We got the van at a used car lot. We think it says Alleluia Church of Scranton in Korean

Wednesday morning I went with Brianna into Songdo which is the new central business district being built in Incheon. I've only been there once and just for dinner so it was interesting to check it out during the daytime and see how the construction is coming along.
Currently the area is pretty quiet- a handful of buildings sticking up here and there, traffic light enough that you can run across the street during the "Don't Walk" signal (something I wouldn't advise doing anywhere else in Korea), a good number of people out and about but not crowded by any means, etc. Here is what the vision for Songdo is, according to its website:
Songdo IBD (International Business District) boasts the wide boulevards of Paris, a 100-acre Central Park reminiscent of New York City, a system of pocket parks similar to those in Savannah, a modern canal system inspired by Venice and convention center architecture redolent of the famed Sydney Opera House. The cultural fabric of Songdo IBD will also be a rich one with a stunning opera house, concert hall, museum and aquarium. A Jack Nicklaus championship golf course - one of only 25 in the world - is under construction with plans already in the works for high-profile events, including a PGA Championship Tour event.
The plan is to have the area complete by 2015 though I expect that they'll want to have as much as possible done by 2014 when Incheon is hosting the next Asian Games. So Songdo is filling in slowly but surely. People are moving in, buildings are going up, and restaurants and stores are starting to open bit by bit.
(Songdo Convensia Convention Center)
The Central Park is nice. They did a good job planning lots of open spaces in Songdo and the park is located right across from the convention center. A canal runs through it and you can take little boat tours so we bought tickets and then wandered through the park while we waited. And along the way we came across this:
Yeah, so, back story time. Apparently at some point last year they set up this big thing in Central Park called The Bible Expo. But then along came a crazy typhoon at the end of the summer and did a number on it. They stood up some of the pieces that had fallen over and everything but now, a few seasons later, it's still standing and... well I'd say looking pretty worse for the wear but I'm not sure it was ever really in such great shape to begin with.
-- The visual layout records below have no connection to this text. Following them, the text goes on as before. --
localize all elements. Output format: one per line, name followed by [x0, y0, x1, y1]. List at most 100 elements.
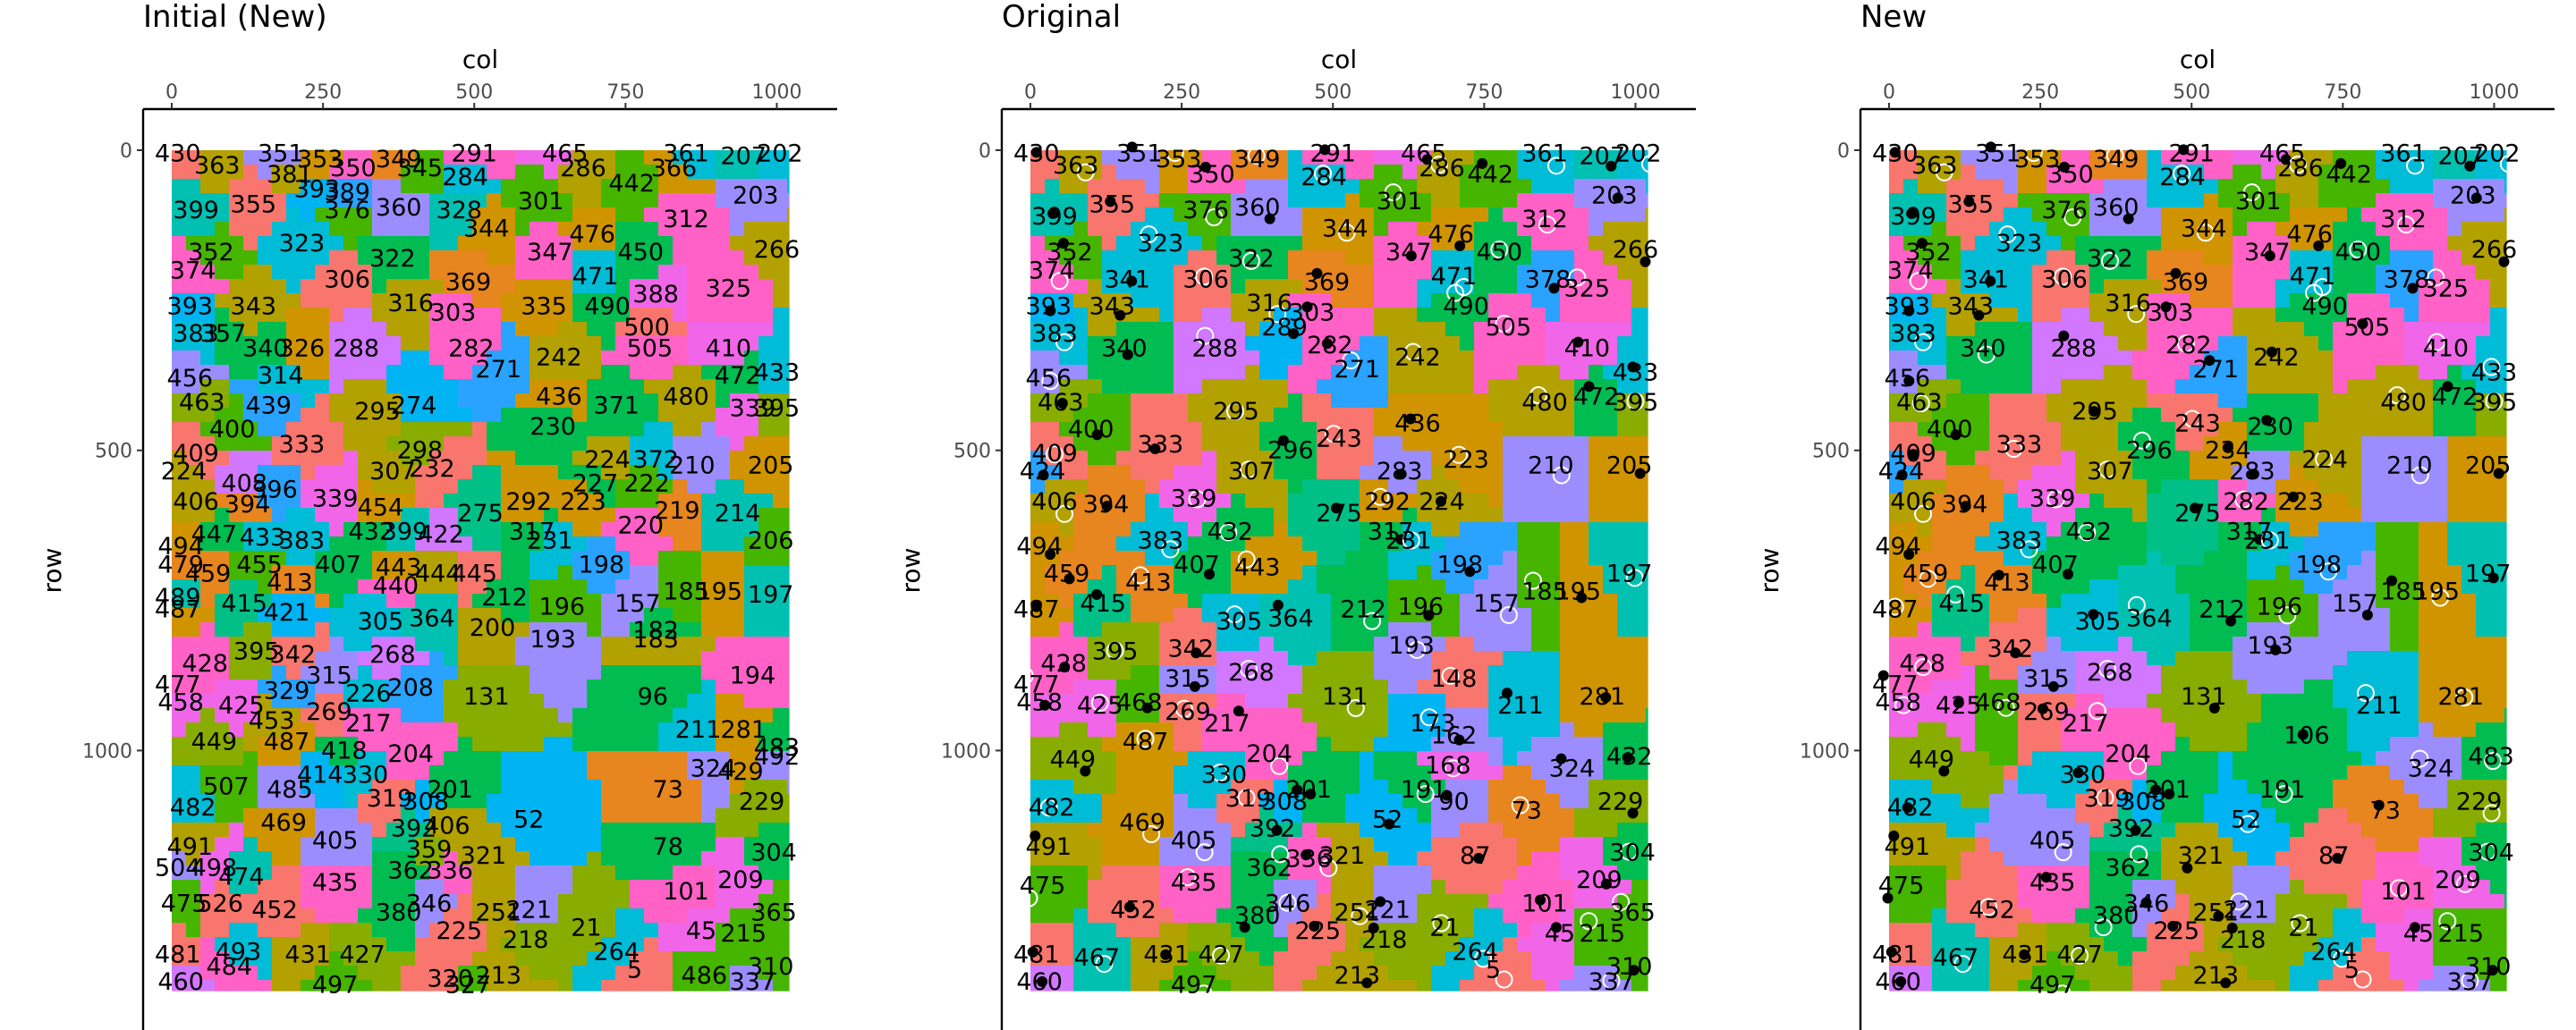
region-label: 500: [623, 314, 670, 342]
region-cell: [243, 637, 258, 652]
region-cell: [615, 494, 631, 509]
region-cell: [1646, 179, 1648, 194]
region-cell: [1116, 408, 1131, 423]
region-cell: [315, 622, 330, 637]
region-cell: [258, 622, 273, 637]
region-cell: [258, 708, 273, 723]
region-cell: [444, 637, 459, 652]
region-cell: [1631, 222, 1647, 237]
region-cell: [243, 465, 258, 480]
region-cell: [286, 651, 301, 666]
region-cell: [615, 436, 631, 452]
region-cell: [572, 193, 588, 208]
region-cell: [558, 279, 573, 294]
region-cell: [630, 765, 645, 781]
region-cell: [1116, 665, 1131, 680]
region-cell: [716, 193, 731, 208]
region-cell: [472, 193, 487, 208]
region-cell: [1603, 622, 1618, 637]
region-cell: [615, 594, 631, 609]
region-cell: [372, 165, 387, 180]
region-cell: [1360, 336, 1375, 351]
region-cell: [343, 479, 359, 494]
region-cell: [1145, 765, 1160, 781]
region-cell: [1216, 193, 1232, 208]
region-cell: [1131, 494, 1146, 509]
region-cell: [1531, 494, 1546, 509]
region-label: 392: [391, 815, 437, 843]
region-cell: [1317, 665, 1332, 680]
region-cell: [229, 851, 244, 866]
region-cell: [1503, 393, 1518, 409]
region-cell: [501, 923, 516, 938]
region-cell: [272, 851, 287, 866]
region-cell: [186, 150, 201, 165]
region-cell: [386, 808, 402, 823]
region-cell: [1088, 222, 1103, 237]
region-cell: [243, 780, 258, 795]
region-cell: [286, 522, 301, 537]
region-cell: [372, 980, 387, 992]
region-cell: [515, 765, 530, 781]
region-cell: [315, 165, 330, 180]
region-cell: [716, 293, 731, 308]
region-cell: [515, 622, 530, 637]
region-cell: [1360, 565, 1375, 580]
region-cell: [401, 694, 416, 709]
region-cell: [1546, 479, 1561, 494]
region-cell: [1431, 393, 1446, 409]
region-cell: [572, 937, 588, 952]
region-cell: [229, 551, 244, 566]
region-cell: [372, 236, 387, 251]
region-cell: [1317, 651, 1332, 666]
region-cell: [701, 365, 716, 380]
region-cell: [301, 951, 316, 967]
region-cell: [658, 708, 674, 723]
region-cell: [429, 722, 445, 738]
region-cell: [200, 880, 216, 895]
region-cell: [1288, 465, 1303, 480]
region-cell: [673, 765, 688, 781]
region-cell: [601, 193, 616, 208]
region-cell: [444, 608, 459, 623]
region-cell: [1116, 365, 1131, 380]
region-cell: [572, 880, 588, 895]
region-cell: [301, 665, 316, 680]
region-cell: [215, 694, 230, 709]
region-cell: [601, 465, 616, 480]
region-cell: [1560, 236, 1575, 251]
region-cell: [229, 265, 244, 280]
region-cell: [1374, 837, 1389, 852]
region-label: 372: [632, 446, 679, 474]
region-cell: [329, 508, 344, 523]
region-cell: [358, 508, 373, 523]
region-cell: [658, 951, 674, 967]
region-cell: [1374, 308, 1389, 323]
region-cell: [444, 894, 459, 909]
region-cell: [272, 680, 287, 695]
region-cell: [787, 665, 790, 680]
region-cell: [1546, 808, 1561, 823]
region-cell: [444, 207, 459, 223]
region-cell: [673, 479, 688, 494]
region-cell: [1460, 336, 1475, 351]
region-cell: [1589, 308, 1604, 323]
region-cell: [372, 880, 387, 895]
region-cell: [758, 479, 774, 494]
region-cell: [186, 966, 201, 981]
region-cell: [687, 494, 702, 509]
region-cell: [172, 551, 187, 566]
region-cell: [730, 479, 745, 494]
region-cell: [200, 608, 216, 623]
region-cell: [386, 751, 402, 766]
region-cell: [1188, 179, 1203, 194]
region-cell: [572, 923, 588, 938]
region-cell: [1188, 536, 1203, 552]
region-cell: [229, 637, 244, 652]
region-cell: [701, 966, 716, 981]
region-cell: [558, 536, 573, 552]
region-cell: [343, 680, 359, 695]
region-cell: [1388, 436, 1403, 452]
region-cell: [744, 837, 759, 852]
region-cell: [172, 751, 187, 766]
 (There's luckdragons in the bible?)
 Dedicated to those who did not make it through the typhoon parting of the Red Sea.
Random Santa Village

After a turn around the park we still had about an hour to kill before our boat ride so we grabbed some lunch at Res2Go, a teriyaki house with great food and great service. I definitely recommend it if you're in the area. Then we came back for our boat ride down the canal which lasted approximately 25 minutes. It's a wee canal.
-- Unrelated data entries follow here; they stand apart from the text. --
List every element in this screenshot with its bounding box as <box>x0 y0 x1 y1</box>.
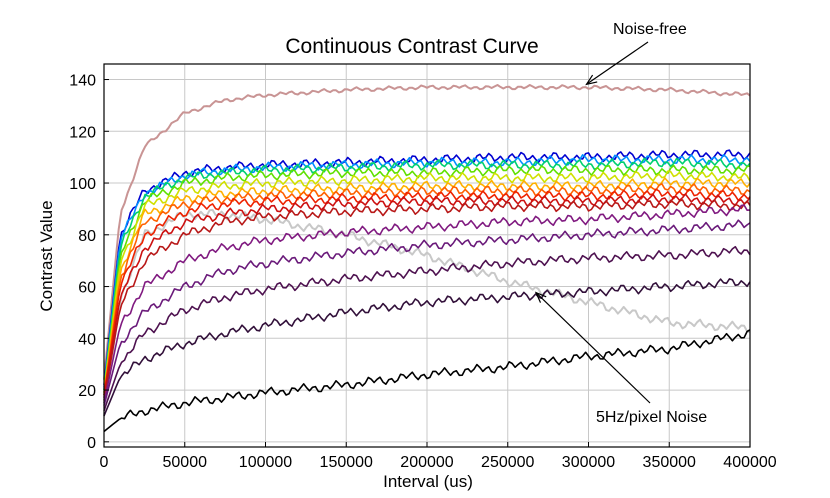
series-line-noisy-1 <box>103 149 751 385</box>
x-tick-label: 200000 <box>400 454 453 471</box>
series-line-noisy-14 <box>103 278 751 417</box>
x-tick-label: 100000 <box>239 454 292 471</box>
series-line-noisy-13 <box>103 245 751 412</box>
series-line-noisy-6 <box>103 177 751 393</box>
y-tick-label: 60 <box>78 280 96 297</box>
x-tick-label: 50000 <box>163 454 208 471</box>
annotation-arrowhead-noise-free <box>585 74 598 86</box>
x-axis-label: Interval (us) <box>383 472 473 491</box>
y-axis-label: Contrast Value <box>37 200 56 311</box>
y-tick-label: 40 <box>78 331 96 348</box>
series-line-noisy-9 <box>103 193 751 398</box>
y-tick-label: 120 <box>69 124 96 141</box>
x-tick-label: 150000 <box>320 454 373 471</box>
annotation-5hz-noise: 5Hz/pixel Noise <box>596 409 707 426</box>
y-tick-label: 80 <box>78 228 96 245</box>
series-line-noisy-10 <box>103 199 751 401</box>
axis-ticks: 0 50000 100000 150000 200000 250000 300000 3500… <box>69 73 777 471</box>
x-tick-label: 0 <box>100 454 109 471</box>
x-tick-label: 350000 <box>643 454 696 471</box>
annotation-arrowhead-5hz-noise <box>534 291 547 303</box>
series-line-noisy-11 <box>103 204 751 404</box>
x-tick-label: 250000 <box>481 454 534 471</box>
series-line-noisy-12 <box>103 219 751 406</box>
chart-title: Continuous Contrast Curve <box>285 35 538 58</box>
grid-lines <box>103 64 751 447</box>
y-tick-label: 100 <box>69 176 96 193</box>
series-line-noise-free <box>103 84 751 380</box>
annotation-arrow-5hz-noise <box>535 292 651 404</box>
annotation-arrow-noise-free <box>586 41 649 85</box>
x-tick-label: 400000 <box>723 454 776 471</box>
series-group <box>103 84 751 433</box>
series-line-noisy-3 <box>103 157 751 391</box>
x-tick-label: 300000 <box>562 454 615 471</box>
annotations: Noise-free 5Hz/pixel Noise <box>534 21 707 426</box>
series-line-noisy-4 <box>103 164 751 391</box>
y-tick-label: 140 <box>69 73 96 90</box>
annotation-noise-free: Noise-free <box>613 21 687 38</box>
series-line-5hz-pixel-noise <box>103 208 751 417</box>
series-line-noisy-7 <box>103 183 751 396</box>
y-tick-label: 20 <box>78 383 96 400</box>
y-tick-label: 0 <box>87 435 96 452</box>
series-line-noisy-5 <box>103 170 751 393</box>
series-line-noisy-15 <box>103 329 751 433</box>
Look at how huge that ark is that they built! I thought it was a building at first.
친차?! Really?!
I feel like this picture pretty much sums up Songdo as it stands right now...
 The Northeast Asia Trade Tower.
So yep, that's Songdo, or at least what's there so far. A few streets over from the convention center and central park there were more stores and coffee shops and the traffic was slightly heavier. It'll be interesting to watch as it gets busier though and hopefully while I'm here some more good shopping places will open up. Maybe I can use the Asian Games as an excuse to come back in 2014 and see how things have progressed!
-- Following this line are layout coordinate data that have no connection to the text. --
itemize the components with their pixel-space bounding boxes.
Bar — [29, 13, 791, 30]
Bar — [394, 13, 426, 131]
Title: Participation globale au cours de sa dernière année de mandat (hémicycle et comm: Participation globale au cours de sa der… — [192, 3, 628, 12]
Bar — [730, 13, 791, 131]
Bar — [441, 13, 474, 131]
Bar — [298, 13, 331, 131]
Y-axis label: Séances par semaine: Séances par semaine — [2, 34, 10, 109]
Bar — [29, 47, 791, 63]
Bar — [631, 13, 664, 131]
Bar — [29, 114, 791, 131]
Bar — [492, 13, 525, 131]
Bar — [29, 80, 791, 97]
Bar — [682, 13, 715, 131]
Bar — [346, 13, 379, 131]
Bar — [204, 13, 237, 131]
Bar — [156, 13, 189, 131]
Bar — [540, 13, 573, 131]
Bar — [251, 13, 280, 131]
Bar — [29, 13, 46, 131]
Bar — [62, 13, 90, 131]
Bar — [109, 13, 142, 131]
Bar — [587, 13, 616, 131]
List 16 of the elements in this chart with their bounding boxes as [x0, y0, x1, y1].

Trivia of the Day: Dancheong (단청) refers to Korean traditional decorative coloring on wooden buildings and artifacts for the purpose of style. It literally means "cinnabar and blue-green" in Korean. It is based on five basic colors; blue (east), white (west), red (south), black (north), and yellow (center). Dancheong has various symbolic meanings. Dancheong also represented social status and rank by using various patterns and colors. It functions not only as decoration, but also for practical purposes such as to protect building surfaces against temperature and to make the crudeness of materials less conspicuous. Applying Dancheong on the surfaces of buildings require trained skills, and artisans called dancheongjang (단청장) designed the painted patterns.